George Young still medalled. Ron Hill was sixth in the 10, barefoot.
Gammoudi was not actually from altitude.
George Young still medalled. Ron Hill was sixth in the 10, barefoot.
Gammoudi was not actually from altitude.
Derek Clayton ran in that in 1969 when shoes, tracks, training, medicine, clothing, facilities, and etc. were not even close to what they are today. There were guys who felt that doing 40 x 400 in 65 would benefit the marathoner in those days!
Also who was running even close to that fast in 1969? No one!
feared the 'tude. wrote:
George Young still medalled. Ron Hill was sixth in the 10, barefoot.
Gammoudi was not actually from altitude.
Tunisia had altitude up to 3, 450 feet. To most people that's altitude baby!
mopak wrote:
Deek had the thickest legs I've ever seen. He was quite skinny in the upper body during his running days. He now weighs 90kg and looks fairly well proportioned at that weight.
He ran 210-220kms a week normally and for many years he hardly missed a session.
English please?
Butch Taylor wrote:
mopak wrote:
Deek had the thickest legs I've ever seen. He was quite skinny in the upper body during his running days. He now weighs 90kg and looks fairly well proportioned at that weight.
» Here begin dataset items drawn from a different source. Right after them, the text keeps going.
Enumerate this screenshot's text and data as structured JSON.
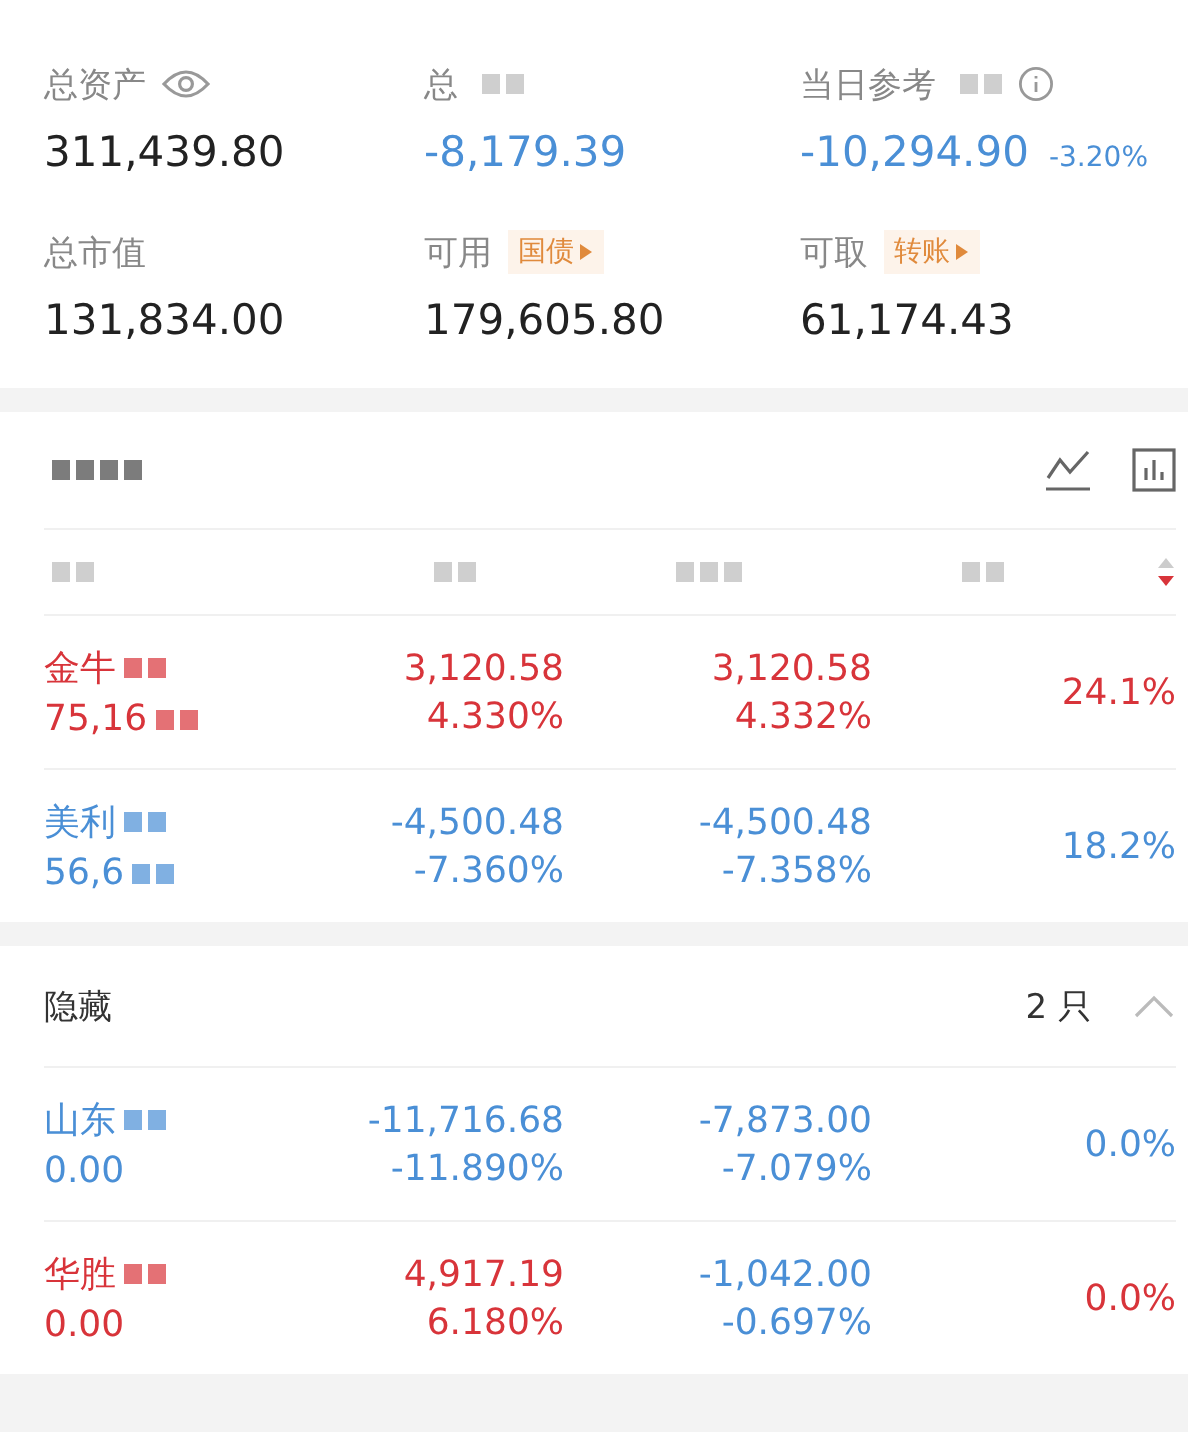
{
  "summary": [
    {
      "label": "总资产",
      "value": "311,439.80",
      "color": "#222222"
    },
    {
      "label": "总",
      "value": "-8,179.39",
      "color": "#4a8fd6"
    },
    {
      "label": "当日参考",
      "value": "-10,294.90",
      "extra": "-3.20%",
      "color": "#4a8fd6"
    },
    {
      "label": "总市值",
      "value": "131,834.00",
      "color": "#222222"
    },
    {
      "label": "可用",
      "badge": "国债",
      "value": "179,605.80",
      "color": "#222222"
    },
    {
      "label": "可取",
      "badge": "转账",
      "value": "61,174.43",
      "color": "#222222"
    }
  ],
  "holdings": [
    {
      "name": "金牛",
      "sub": "75,16",
      "color": "#d8343a",
      "profit": "3,120.58",
      "profit_pct": "4.330%",
      "today": {
        "value": "3,120.58",
        "pct": "4.332%",
        "color": "#d8343a"
      },
      "share": "24.1%"
    },
    {
      "name": "美利",
      "sub": "56,6",
      "color": "#4a8fd6",
      "profit": "-4,500.48",
      "profit_pct": "-7.360%",
      "today": {
        "value": "-4,500.48",
        "pct": "-7.358%",
        "color": "#4a8fd6"
      },
      "share": "18.2%"
    }
  ],
  "hidden": {
    "title": "隐藏",
    "count": "2 只",
    "expanded": true,
    "rows": [
      {
        "name": "山东",
        "sub": "0.00",
        "color": "#4a8fd6",
        "profit": "-11,716.68",
        "profit_pct": "-11.890%",
        "today": {
          "value": "-7,873.00",
          "pct": "-7.079%",
          "color": "#4a8fd6"
        },
        "share": "0.0%"
      },
      {
        "name": "华胜",
        "sub": "0.00",
        "color": "#d8343a",
        "profit": "4,917.19",
        "profit_pct": "6.180%",
        "today": {
          "value": "-1,042.00",
          "pct": "-0.697%",
          "color": "#4a8fd6"
        },
        "share": "0.0%"
      }
    ]
  }
}
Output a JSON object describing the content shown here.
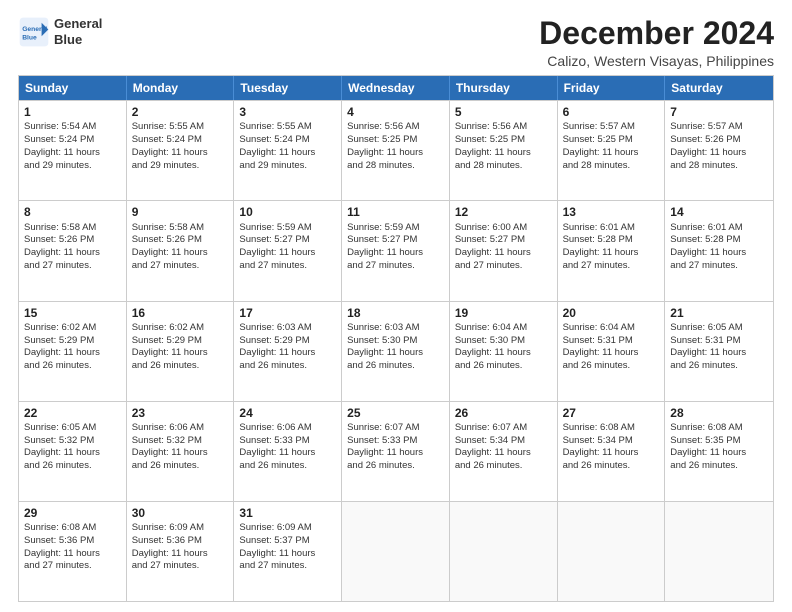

He ran 210-220kms a week normally and for many years he hardly missed a session.
English please?
????? Which words do you not understand Butch?
waltertompatton wrote:
feared the 'tude. wrote:
George Young still medalled. Ron Hill was sixth in the 10, barefoot.
Gammoudi was not actually from altitude.
Tunisia had altitude up to 3, 450 feet. To most people that's altitude baby!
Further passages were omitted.